Somewhat unusually last Friday saw Ian pick the teams, and
they lined up as follows:
Colours: Spizz, Dan, Steve A, Paul, Simon Ink, Hugh, Simon
Gas,
Bibs: Boro Dave, Danny, me (following a late change), Matt,
Alan, Ian
The game finished 5-2 to the Bibs. Goals came from Boro
Dave, Alan (I think; if he scored and I didn’t credit him they’d be hell to
pay) and Danny, who got on the end of a long, raking pass from Simon Gas which
rolled back the years to tuck the ball home. Simon Gas almost repeated the
trick for me, but Steve A in goals got out well to smother my left footed
attempt to pass the ball into the net. The final goal was a late pile driver
from Matt that dipped in the air and sailed past Paul to call time on the whole
affair; with no 7.40ers in attendance and hence no one following us, we played
on until around quarter to eight, when a combination of the three goal cushion
for the Bibs and the looming kick off in Kiev called time on proceedings.

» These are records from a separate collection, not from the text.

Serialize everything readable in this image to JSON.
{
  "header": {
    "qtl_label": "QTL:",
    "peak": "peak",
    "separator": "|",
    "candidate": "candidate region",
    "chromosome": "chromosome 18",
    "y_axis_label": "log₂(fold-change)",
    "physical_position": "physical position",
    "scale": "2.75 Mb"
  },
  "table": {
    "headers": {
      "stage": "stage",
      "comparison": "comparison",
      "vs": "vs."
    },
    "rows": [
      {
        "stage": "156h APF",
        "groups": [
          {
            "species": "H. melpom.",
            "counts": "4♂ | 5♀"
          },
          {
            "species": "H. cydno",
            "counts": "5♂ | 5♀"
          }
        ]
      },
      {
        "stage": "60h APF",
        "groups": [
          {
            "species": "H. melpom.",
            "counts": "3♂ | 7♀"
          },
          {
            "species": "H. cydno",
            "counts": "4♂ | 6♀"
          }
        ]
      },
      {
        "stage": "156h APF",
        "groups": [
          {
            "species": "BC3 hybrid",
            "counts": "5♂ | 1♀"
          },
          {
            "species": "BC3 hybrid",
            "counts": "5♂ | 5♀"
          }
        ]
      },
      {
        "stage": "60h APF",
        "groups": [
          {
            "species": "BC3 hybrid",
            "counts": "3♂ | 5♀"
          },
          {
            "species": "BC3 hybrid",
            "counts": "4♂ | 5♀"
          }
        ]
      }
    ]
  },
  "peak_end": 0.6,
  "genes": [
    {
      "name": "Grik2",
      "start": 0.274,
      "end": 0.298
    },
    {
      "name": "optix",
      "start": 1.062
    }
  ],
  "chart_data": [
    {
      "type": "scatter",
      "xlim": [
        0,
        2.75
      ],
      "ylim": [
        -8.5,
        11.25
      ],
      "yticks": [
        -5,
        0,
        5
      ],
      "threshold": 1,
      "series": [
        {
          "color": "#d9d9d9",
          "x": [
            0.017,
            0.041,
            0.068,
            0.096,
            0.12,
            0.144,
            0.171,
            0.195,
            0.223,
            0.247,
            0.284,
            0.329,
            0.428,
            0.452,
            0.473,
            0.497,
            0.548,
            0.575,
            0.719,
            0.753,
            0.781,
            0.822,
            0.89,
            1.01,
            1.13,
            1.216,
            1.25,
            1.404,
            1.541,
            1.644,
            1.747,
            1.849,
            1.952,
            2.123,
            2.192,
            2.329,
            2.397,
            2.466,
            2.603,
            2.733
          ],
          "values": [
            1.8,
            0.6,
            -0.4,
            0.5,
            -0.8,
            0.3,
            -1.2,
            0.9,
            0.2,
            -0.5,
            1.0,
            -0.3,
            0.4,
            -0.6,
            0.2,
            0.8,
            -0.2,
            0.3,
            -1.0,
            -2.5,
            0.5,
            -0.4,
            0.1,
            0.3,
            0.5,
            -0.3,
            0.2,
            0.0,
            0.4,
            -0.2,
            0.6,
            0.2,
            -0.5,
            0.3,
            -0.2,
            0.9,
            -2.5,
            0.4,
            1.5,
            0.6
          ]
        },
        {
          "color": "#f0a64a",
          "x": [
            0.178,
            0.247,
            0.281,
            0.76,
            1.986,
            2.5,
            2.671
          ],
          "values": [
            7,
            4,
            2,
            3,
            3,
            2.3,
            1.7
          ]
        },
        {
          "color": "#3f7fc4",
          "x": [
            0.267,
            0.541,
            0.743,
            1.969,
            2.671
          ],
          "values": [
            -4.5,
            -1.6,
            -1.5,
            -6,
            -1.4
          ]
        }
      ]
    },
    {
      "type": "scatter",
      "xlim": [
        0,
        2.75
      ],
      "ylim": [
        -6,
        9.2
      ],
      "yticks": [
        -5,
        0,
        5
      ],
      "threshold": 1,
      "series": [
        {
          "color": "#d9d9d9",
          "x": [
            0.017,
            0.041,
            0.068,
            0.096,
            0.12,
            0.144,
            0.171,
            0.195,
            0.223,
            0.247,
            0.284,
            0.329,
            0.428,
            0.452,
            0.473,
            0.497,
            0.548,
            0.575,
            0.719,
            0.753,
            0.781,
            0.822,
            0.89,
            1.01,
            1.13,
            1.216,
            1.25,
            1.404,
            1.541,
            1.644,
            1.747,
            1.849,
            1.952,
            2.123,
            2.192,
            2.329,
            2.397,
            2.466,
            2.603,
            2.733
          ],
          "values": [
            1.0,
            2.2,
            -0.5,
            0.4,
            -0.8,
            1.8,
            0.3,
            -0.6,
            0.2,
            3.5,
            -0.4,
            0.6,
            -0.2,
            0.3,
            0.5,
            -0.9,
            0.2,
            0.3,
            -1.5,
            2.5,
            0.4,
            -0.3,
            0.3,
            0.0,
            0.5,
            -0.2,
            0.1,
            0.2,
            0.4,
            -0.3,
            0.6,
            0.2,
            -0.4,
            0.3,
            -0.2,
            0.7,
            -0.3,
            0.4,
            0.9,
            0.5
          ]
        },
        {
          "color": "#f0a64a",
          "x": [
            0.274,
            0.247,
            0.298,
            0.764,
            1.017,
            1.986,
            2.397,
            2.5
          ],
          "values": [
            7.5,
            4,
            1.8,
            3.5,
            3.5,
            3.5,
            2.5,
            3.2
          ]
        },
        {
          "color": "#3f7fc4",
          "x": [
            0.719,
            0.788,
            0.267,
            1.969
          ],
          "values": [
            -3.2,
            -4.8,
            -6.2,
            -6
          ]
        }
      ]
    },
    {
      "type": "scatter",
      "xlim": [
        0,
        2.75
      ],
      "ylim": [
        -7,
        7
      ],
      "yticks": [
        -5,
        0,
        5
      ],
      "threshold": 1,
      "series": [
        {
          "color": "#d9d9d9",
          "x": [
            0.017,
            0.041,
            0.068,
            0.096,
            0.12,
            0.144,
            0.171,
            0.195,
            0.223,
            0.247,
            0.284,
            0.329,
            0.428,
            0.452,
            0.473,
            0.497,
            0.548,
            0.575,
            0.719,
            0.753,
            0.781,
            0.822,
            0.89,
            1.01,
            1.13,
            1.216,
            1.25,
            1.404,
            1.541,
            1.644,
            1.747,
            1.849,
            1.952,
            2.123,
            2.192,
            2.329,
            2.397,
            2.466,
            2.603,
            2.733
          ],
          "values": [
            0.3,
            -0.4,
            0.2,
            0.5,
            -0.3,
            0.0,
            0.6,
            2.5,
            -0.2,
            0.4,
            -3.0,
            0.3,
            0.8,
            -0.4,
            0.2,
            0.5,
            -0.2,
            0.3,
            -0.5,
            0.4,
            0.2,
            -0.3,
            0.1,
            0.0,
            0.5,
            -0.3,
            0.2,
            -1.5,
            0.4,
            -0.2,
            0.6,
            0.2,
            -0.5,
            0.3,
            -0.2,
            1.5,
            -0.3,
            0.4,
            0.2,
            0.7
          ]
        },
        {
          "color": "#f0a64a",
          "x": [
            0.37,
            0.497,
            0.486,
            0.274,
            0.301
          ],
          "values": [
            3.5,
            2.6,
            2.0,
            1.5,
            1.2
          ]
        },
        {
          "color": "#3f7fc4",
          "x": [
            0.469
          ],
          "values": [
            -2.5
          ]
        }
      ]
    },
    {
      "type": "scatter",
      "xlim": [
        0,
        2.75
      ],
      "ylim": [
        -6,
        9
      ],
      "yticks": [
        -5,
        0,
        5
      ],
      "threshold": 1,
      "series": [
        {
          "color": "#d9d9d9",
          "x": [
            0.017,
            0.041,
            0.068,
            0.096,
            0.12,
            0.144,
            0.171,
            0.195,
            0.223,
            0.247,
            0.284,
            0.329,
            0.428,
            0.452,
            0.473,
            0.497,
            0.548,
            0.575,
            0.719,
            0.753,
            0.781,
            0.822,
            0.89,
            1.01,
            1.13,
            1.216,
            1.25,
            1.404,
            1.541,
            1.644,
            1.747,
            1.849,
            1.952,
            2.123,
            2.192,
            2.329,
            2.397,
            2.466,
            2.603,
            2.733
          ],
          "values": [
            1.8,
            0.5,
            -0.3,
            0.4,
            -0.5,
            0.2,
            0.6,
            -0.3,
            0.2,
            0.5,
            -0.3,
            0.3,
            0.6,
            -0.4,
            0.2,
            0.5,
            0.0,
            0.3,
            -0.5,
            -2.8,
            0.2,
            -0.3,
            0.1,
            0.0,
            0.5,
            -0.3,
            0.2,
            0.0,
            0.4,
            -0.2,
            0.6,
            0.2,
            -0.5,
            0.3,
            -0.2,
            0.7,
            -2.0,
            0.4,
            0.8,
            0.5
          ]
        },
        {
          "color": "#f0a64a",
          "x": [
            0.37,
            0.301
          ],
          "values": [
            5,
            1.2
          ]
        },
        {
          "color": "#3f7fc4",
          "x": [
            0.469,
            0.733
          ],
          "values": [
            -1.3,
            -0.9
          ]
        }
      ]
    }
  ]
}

Other notable incidents a bizarre penalty from punk icon
Spizz - a camp two-footed hop over the ball followed by an off target shot - and
a testy verbal exchange between Steve A and Paul. Perhaps the most notable
incident of all came before we took to the field, when Paul let loose a
rallying cry of ‘Come on England!’ in the changing rooms prior to launching
into the St Crispin’s day speech from Henry V, much to the confusion and,
indeed, fear of everyone else in the vicinity.
And so to the pub. With the Old Fountain’s Head now a
distant and fading memory, the White Lion played host to the Sweden v England
game. Given that the first time I went in there after playing football there
were three men and a dog (and the saucy redhead behind the bar), I am starting
to wonder whether, in fact, we are the avant-garde, as last Friday saw plenty
of what can only be described as hipsters in there. They’ve clearly spotted
something missing from the Old Fountain and have struck out to find that elusive
Next Big Thing, the authentic London boozer complete with wheezy old geezers
pink and vital from running around a five aside pitch. Then again, it could be
the barmaid. As John Lennon said, avant-garde is French for bullshit.
And what about the England game? The best tournament game
England have played, in terms of drama if nothing else, since the Argentina
game in the 1998 World Cup. Bring on Italy. Come on football!